バサラは、キノのデスクへ行き、話しかける。


「まだ帰らないの?」

「サソリのメンバーに国防軍、約100人が名乗りを上げてるようだ」

「何で国防軍がサソリの事を知ってるの?」

「織田長官の働きかけだ」

「流石は長官だな」

「バサラとアダムにとっては、父親みたいなものだろ?」

「う~ん、父親ってより親戚の伯父さんって感じかな。にんべんに白の方の伯父さんね」

「分かりづらい例えだな、ハハハ」

「そういや、キノさんの親はどうしてるの?」

「イタリアに居るよ。私だけ帰化したからね」

「アンタレスに入るために?」

「まあ、そんなところだ。最初はアメリカへ行ったが、日本のが遣り甲斐があると思ってな」

「アメリカのトラピストの使徒はおとなしいもんね」

「そうだな」

「家族に会ったりしないの?」

「妻と娘は東京に居るから、たまに会ってるよ」

「家族って解らない」

「バサラは、まだ若いからな。……サソリに勧誘した奴、全員のリストを作ってる」

「あ、邪魔しちゃった?」

「世間話くらいはいいがな」

「いや、帰るよ。明日はヨッシーと接触しないとね。お先に~」


バサラはオフィスの出口に向かって歩き出す。


「お疲れさん。明日は遅刻するなよ」


バサラは片手を挙げて、合図をする。


ーーバサラは自分のフライングバイクに乗り、アンタレス飯田基地から自宅マンションに帰る。

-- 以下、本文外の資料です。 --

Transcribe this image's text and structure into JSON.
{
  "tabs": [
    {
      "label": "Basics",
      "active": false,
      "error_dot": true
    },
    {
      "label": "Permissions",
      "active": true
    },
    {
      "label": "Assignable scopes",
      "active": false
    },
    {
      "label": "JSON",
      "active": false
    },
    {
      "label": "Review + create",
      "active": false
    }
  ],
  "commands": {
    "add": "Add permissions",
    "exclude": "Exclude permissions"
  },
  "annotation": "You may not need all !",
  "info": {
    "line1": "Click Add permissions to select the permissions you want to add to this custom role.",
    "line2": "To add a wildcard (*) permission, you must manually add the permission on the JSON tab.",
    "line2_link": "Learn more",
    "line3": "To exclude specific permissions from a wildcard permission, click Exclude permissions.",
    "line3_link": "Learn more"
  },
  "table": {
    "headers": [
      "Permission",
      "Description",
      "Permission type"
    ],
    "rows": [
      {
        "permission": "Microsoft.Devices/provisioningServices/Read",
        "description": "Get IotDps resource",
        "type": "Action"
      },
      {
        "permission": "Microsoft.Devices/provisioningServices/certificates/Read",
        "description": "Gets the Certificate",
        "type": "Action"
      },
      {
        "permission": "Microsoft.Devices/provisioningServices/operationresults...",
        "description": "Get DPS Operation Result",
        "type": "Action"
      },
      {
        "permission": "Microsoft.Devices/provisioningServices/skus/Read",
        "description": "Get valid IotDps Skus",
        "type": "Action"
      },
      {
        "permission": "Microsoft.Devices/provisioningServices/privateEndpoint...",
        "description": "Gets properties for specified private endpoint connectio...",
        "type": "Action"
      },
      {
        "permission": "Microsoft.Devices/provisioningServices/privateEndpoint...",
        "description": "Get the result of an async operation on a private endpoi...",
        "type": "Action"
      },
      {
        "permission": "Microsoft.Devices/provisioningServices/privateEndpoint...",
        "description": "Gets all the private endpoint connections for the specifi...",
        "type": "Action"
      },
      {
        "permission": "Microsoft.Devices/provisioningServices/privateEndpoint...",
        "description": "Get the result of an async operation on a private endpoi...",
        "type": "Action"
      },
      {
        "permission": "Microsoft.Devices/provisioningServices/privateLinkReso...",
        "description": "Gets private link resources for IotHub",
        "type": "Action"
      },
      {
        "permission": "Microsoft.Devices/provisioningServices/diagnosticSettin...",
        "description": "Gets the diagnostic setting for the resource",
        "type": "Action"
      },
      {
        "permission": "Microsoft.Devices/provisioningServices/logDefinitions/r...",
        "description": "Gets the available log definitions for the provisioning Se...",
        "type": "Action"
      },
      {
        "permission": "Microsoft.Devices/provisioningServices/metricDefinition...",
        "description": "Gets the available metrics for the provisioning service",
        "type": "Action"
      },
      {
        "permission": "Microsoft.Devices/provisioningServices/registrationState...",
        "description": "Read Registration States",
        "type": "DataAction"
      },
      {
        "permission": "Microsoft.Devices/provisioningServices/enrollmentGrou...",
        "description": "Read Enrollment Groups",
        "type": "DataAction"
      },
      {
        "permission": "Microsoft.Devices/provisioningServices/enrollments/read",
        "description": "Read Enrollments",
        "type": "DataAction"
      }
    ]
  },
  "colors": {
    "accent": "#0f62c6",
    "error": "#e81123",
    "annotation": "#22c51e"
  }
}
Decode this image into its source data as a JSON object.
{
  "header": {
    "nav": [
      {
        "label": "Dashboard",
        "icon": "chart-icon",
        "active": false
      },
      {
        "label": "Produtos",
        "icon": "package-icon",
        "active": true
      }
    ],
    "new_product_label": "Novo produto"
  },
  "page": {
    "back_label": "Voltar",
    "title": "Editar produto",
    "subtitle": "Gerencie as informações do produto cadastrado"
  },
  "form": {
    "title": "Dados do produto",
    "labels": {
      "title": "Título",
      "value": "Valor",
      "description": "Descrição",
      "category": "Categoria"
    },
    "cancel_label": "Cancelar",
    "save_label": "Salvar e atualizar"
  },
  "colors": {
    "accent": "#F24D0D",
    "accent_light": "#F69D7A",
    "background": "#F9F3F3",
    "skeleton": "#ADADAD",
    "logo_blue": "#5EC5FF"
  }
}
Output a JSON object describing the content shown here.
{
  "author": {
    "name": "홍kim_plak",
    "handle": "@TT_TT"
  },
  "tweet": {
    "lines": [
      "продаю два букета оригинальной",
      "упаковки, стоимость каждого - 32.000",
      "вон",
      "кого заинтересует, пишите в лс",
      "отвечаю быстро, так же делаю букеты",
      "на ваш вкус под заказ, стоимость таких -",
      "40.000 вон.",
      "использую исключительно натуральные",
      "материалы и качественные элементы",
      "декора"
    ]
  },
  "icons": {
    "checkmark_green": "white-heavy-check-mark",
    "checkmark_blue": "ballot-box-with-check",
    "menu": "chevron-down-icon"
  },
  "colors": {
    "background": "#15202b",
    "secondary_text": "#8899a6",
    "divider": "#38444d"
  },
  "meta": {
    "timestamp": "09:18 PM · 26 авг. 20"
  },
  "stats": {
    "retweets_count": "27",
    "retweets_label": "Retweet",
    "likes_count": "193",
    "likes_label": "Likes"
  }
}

バサラはドアの網膜スキャンをして部屋に入る。照明が自動で点く。ソファーに座り、ウェアラブル端末に話しかける。


「テレビを点けて。取り敢えず、ニュース」

『かしこまりました』


『明日のお天気です。午前中は雪が降ります。お出かけの際は、ご準備を』


「夏に雪か。半世紀前なら考えられん事だろうな」


『それでは、ここで速報です。インドのニューデリーを観光していた、トラピストの使徒が突然、暴れ出して金塊を盗んだ模様です』


「やっぱり、宇宙人はゴールドを集めてる? しかし、いったい何に使おうっていうんだ?」


『新たな情報です。金塊を強奪した、トラピストの使徒は長野県上空の母船から来たとの情報です』


「長野県もホットだな」


『織田さん。これらの事件は何故起きるのでしょう?』


「織田長官!?」


『トラピストの使徒は何か焦っているように見えますね』


「織田長官、全国放送の番組に出てるってことは東京に出向してるのか」


『焦ってる、とは具体的にどういう意味ですか?』

『金を何に遣うか解らないが、集めたければ、もっとスマートなやり方があるかと』

『なるほど』

『トラピストの使徒はどんどんナードになってるように見えますね』

『織田さん、どうもありがとうございました。続いては……』


「スポーツやってない?」


バサラはウェアラブル端末に話しかける。


『ベースボールならやってます』

「取り敢えず、変えて」

『かしこまりました』


野球はバサラの趣味じゃない。ルールをいまいち理解してない。